A culpa interditada: Lygia vê Capitu

Lygia Fagundes Telles
em foto de Olga Vlahou

Nesta reportagem publicada em 21 de agosto de 2008, Lygia Fagundes Telles fala sobre o roteiro feito em parceria com Paulo Emilio Salles Gomes, relançado em livro, que muda o foco narrativo de “Dom Casmurro”

Os diretores de cinema apareciam de mochila nas costas para visitar Lygia Fagundes Telles e Paulo Emilio Salles Gomes naquele ano de 1967. Ela era, como é ainda, uma das grandes escritoras do Brasil, e ele desfrutava o título de maior crítico de cinema em terras nacionais. A Vila Mariana onde moravam, dizia Paulo Emilio, fora um charco originalmente, e por esta razão ele apelidara seu apartamento paulistano de Sapos. Um dia, o diretor Paulo César Saraceni chegou ali munido não só de mochila, mas de um olhar oblíquo e dissimulado. Com ele, Saraceni os convenceria a transformar em roteiro de cinema o romance Dom Casmurro, de Machado de Assis.  

 

“Este Capitu nos deu uma tarefa difícil”, disse Paulo Emilio a Lygia, quando Saraceni, em quem ele vira aquele olhar da protagonista do livro, deixou Sapos para trás. O casal não começou imediatamente a trabalhar na adaptação do romance de 1900 no qual Bentinho, apelidado dom Casmurro, desconfia que sua amada o trai com o amigo Escobar. Seria preciso convencer Lygia de certas coisas antes, ela que era formada na Faculdade de Direito do Largo São Francisco e fazia julgamentos a partir de evidências.

 

Quando leu o livro de Machado de Assis pela primeira vez, ainda universitária, Lygia se convencera de que o protagonista era um homem “inseguro e invejoso”, desmerecedor de confiança, ainda mais porque não outra voz, além da sua, falava no romance.

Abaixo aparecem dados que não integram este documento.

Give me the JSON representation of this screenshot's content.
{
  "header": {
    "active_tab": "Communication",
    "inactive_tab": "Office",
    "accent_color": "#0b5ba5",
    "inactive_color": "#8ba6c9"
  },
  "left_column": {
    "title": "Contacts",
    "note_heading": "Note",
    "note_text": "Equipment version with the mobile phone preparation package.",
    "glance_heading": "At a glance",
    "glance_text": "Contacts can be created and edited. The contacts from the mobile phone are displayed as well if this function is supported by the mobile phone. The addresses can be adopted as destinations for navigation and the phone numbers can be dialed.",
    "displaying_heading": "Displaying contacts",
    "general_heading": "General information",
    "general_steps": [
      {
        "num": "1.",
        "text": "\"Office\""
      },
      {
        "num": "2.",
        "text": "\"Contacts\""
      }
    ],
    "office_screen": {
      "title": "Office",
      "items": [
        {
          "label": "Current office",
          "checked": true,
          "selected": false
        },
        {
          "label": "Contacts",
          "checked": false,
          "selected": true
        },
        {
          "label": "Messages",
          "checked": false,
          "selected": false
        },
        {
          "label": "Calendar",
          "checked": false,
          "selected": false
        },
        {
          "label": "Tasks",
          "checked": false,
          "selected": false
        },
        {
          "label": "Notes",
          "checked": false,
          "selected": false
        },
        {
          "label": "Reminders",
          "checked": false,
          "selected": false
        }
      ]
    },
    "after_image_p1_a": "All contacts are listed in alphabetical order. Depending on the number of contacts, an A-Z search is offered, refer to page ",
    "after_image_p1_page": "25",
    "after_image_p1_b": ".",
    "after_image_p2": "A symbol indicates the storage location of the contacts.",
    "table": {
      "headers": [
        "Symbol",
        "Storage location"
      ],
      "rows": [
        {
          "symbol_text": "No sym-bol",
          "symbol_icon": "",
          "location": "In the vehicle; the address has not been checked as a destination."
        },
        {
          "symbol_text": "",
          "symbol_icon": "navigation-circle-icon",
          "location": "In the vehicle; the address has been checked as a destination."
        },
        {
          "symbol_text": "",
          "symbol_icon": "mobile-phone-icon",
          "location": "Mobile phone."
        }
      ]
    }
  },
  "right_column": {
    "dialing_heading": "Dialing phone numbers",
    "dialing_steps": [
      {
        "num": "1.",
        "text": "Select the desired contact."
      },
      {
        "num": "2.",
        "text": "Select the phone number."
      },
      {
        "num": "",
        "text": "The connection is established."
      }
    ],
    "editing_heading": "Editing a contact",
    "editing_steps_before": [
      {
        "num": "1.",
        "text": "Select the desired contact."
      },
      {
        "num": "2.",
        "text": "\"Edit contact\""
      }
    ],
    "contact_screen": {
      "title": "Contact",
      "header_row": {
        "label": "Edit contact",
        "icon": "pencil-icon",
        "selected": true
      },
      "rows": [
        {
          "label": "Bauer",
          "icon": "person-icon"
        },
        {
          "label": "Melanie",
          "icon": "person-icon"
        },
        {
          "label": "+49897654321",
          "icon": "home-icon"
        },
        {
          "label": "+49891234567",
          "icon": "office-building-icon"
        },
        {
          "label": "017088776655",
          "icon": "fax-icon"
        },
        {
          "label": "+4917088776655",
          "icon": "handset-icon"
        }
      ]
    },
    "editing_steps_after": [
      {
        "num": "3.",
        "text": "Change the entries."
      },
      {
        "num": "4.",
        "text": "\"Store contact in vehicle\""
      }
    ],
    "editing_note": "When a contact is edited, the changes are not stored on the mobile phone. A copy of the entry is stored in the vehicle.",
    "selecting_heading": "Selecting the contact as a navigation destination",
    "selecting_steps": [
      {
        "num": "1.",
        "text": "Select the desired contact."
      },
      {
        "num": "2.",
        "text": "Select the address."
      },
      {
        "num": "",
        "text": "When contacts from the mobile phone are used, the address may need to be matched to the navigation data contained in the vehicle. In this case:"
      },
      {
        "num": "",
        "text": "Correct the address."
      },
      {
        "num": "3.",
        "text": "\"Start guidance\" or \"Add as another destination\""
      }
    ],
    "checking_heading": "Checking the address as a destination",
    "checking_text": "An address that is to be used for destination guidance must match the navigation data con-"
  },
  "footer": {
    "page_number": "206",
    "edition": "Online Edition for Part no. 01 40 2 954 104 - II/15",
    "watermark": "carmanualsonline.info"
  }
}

Na segunda leitura, contudo, ela mudaria o pensamento por completo. Sim, Capitu seria a amante de Escobar. Ele era um homem muito mais atraente do que Bentinho, para começar. E havia alguns “indícios jurídicos” muito fortes a serem considerados pela escritora para que ela estabelecesse a culpa deste Leviatã.

 

Em uma cena do livro, Bentinho se cansa do espetáculo de teatro a que assiste, volta para casa e lá está Escobar com Capitu. Não havia motel para encontros naquele tempo, então é claro eles faziam ali o que não poderiam fazer em outro lugar. Depois, havia outra coisa. O menino Ezequiel, embora exímio imitador de todos, remedava perfeitamente Escobar, o que fora notado por ninguém menos que a própria Capitu. O velório de Escobar, por fim, sepultara qualquer chance de redenção à mãe de Ezequiel. Dona Sancha, a viúva, chorara tanto na ocasião quanto a traidora. As lágrimas de Capitu formaram mais um daqueles mares de ressaca, capazes de arrastar um observador, dois ou três, para dentro de si.

 

Estas certezas todas, apresentadas com eloqüência de advogada já na rua Sabará onde os dois passaram a morar, deixaram incrédulo o marido da escritora. Paulo Emilio era um grande professor, mas, se entrasse nesta discussão à maneira de Lygia, não convenceria a talentosa mulher de seu ponto de vista. O negócio era agir como padre: “Você precisa se limpar, você não pode julgar Capitu”, disse ele a Lygia, certo de que as provas que ela acumulara se mostrariam inúteis. O que ele pregou à esposa no momento seguinte a convenceu em definitivo: “Se o triângulo amoroso existe ou não, isto não interessa a você. Tem de haver a dúvida, ou haverá traição a Machado de Assis.”

 

O escritor narrara para intrigar, e teria esclarecido a trama ao final, fosse esse o seu desejo de ficcionista. O que ele parecia almejar, contudo, era que ficássemos discutindo aqui por longo tempo sobre um enigma maravilhosamente urdido e sem solução. Tão essencial é este livro que Lygia, por exemplo, tem-no como o primeiro de Machado, seguido de Memórias Póstumas de Brás Cubas e Quincas Borba. É uma tendência que de certa forma a Universidade de São Paulo segue: Dom Casmurro como a melhor fabulação, Memórias, como a experimentação maior.

 

Se não poderia culpar Capitu em seu roteiro, Lygia enfocaria o sofrimento terrível de Bentinho. Que outra coisa faz este personagem dentro do livro, a não ser penar? O roteiro seria, neste ponto, sobre o sentimento de ser traído, não sobre a traição. E seus autores fariam mais uma coisa interessantíssima, ousadíssima, para falar na língua de superlativos do agregado José Dias: anulariam o foco narrador. No roteiro, não é Bentinho quem conta a história. É um terceiro que urde a trama, iniciada na lua de mel de Capitu e contada livremente pelo tempo de vida dos personagens.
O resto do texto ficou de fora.